Intanto però sull'emergenza sbarchi e sulle politiche di controllo dell'immigrazione la maggioranza vacilla e si incrina. Salvini e Meloni cavalcano il tema e ne faranno la bandiera della loro campagna elettorale, martellando il governo di accuse di lassismo. Conte e i Cinque Stelle, spaventati, reagiscono cercando di inseguire la destra sul suo stesso terreno. E tentano di archiviare in fretta i pasticciati e precari accordi raggiunti con il Pd sulle modifiche ai decreti Sicurezza di salviniana memoria e tuttora in pieno vigore (senza alcun effetto visibile sugli arrivi di migranti): tutto rimandato a data da destinarsi, nonostante i Dem già cantassero vittoria. Per non parlare dello ius culturae, ossia la concessione della cittadinanza per i bambini che abbiano compiuto un intero ciclo scolastico (di almeno 5 anni) risiedendo in Italia: il capogruppo dem Graziano Delrio aveva appena rilanciato la proposta di legge (peraltro firmata dai grillini), chiedendo alle commissioni parlamentari di riprenderne l'esame, abbandonato da tempo. Ma i Cinque Stelle si mettono subito di traverso: «Una proposta inopportuna e intempestiva», la bolla Vito Crimi, facendo eco agli attacchi del centrodestra. E il ministro D'Incà la archivia: «Meglio concentrarci sul rilancio economico, è quello che interessa agli italiani». Il Pd reagisce: «Non possiamo essere subalterni alla narrazione salviniana, e considerare nemico chiunque abbia un colore diverso», avverte Enrico Borghi. «La reazione del Movimento Cinque Stelle è sconcertante», attacca Matteo Orfini.

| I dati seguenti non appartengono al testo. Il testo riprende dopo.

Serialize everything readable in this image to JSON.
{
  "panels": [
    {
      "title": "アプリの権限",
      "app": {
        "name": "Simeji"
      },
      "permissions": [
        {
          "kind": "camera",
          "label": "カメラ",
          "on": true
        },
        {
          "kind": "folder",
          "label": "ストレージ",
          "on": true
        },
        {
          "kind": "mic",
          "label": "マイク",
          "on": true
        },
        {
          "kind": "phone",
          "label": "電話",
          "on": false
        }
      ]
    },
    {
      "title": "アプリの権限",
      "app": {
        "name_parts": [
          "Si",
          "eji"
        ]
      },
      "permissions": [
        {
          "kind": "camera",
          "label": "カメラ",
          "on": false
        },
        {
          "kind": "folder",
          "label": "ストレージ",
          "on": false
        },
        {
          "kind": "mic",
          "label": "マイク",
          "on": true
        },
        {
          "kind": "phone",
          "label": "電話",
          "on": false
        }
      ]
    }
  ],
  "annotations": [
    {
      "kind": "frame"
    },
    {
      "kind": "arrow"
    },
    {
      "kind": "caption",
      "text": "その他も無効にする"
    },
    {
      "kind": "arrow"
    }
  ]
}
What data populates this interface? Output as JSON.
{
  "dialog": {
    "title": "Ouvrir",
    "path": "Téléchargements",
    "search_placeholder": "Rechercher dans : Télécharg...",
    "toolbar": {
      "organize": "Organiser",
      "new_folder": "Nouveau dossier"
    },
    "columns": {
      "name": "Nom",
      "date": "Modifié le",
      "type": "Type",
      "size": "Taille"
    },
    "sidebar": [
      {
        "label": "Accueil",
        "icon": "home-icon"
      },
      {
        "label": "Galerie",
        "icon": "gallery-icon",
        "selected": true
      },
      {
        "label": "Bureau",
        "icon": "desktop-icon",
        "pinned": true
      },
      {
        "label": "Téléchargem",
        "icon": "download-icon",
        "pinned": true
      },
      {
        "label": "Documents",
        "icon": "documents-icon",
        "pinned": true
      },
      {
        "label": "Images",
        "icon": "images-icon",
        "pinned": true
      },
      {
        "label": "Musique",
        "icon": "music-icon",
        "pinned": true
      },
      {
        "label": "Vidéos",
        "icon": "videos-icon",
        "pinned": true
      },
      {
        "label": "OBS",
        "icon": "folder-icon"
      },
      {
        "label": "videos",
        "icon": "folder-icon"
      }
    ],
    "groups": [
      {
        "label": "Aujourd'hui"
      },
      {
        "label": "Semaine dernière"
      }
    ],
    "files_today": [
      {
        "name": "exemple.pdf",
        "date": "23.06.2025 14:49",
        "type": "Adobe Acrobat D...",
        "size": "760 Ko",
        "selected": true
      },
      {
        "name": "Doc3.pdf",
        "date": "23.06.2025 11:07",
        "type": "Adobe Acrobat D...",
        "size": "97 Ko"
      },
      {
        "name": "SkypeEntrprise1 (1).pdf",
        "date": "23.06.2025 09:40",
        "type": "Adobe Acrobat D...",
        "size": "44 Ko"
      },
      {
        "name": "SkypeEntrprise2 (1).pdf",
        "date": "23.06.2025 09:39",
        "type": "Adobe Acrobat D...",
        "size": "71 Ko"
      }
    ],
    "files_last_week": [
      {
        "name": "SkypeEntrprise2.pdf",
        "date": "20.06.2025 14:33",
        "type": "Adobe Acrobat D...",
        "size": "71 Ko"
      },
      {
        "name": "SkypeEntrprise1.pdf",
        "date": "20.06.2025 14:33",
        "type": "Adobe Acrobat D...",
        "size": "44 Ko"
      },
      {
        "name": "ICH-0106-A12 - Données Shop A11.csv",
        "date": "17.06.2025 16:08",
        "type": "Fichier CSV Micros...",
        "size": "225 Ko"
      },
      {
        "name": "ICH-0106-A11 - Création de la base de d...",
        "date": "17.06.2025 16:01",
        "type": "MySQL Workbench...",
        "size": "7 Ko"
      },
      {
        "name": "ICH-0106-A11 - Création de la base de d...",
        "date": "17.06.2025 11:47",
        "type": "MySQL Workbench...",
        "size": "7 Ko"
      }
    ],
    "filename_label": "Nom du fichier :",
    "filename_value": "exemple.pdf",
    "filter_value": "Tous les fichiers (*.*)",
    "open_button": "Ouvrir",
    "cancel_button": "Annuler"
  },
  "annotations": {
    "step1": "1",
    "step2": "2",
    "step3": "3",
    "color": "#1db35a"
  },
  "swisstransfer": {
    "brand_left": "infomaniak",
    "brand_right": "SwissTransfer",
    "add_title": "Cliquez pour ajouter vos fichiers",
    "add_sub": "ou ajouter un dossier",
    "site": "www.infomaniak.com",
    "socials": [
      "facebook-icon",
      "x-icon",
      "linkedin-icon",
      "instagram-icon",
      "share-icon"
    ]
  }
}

Da Forza Italia, Francesco Paolo Sisto accusa la maggioranza di giocare al «poliziotto buono e cattivo» in un «patetico gioco delle parti», e ironizza: «La credibilità del pugno duro di Conte è pari allo zero». La ministra Teresa Bellanova, di Italia viva, invita il centrodestra a recuperare «un po' di umanità» e sottolinea: «I flussi di migranti non verranno certo fermati dalle chiacchiere di Meloni o di Salvini, occorre una strategia europea».
Le replica inviperita la leader di Fratelli d'Italia: «davvero il governo complice di sbarchi e sanatorie vorrebbe darci lezioni sulla gestione del fenomeno migratorio?». Un invito ad «essere seri» arriva, con umorismo involontario, niente meno che da Paola Taverna. Concludendo in bellezza la giornata.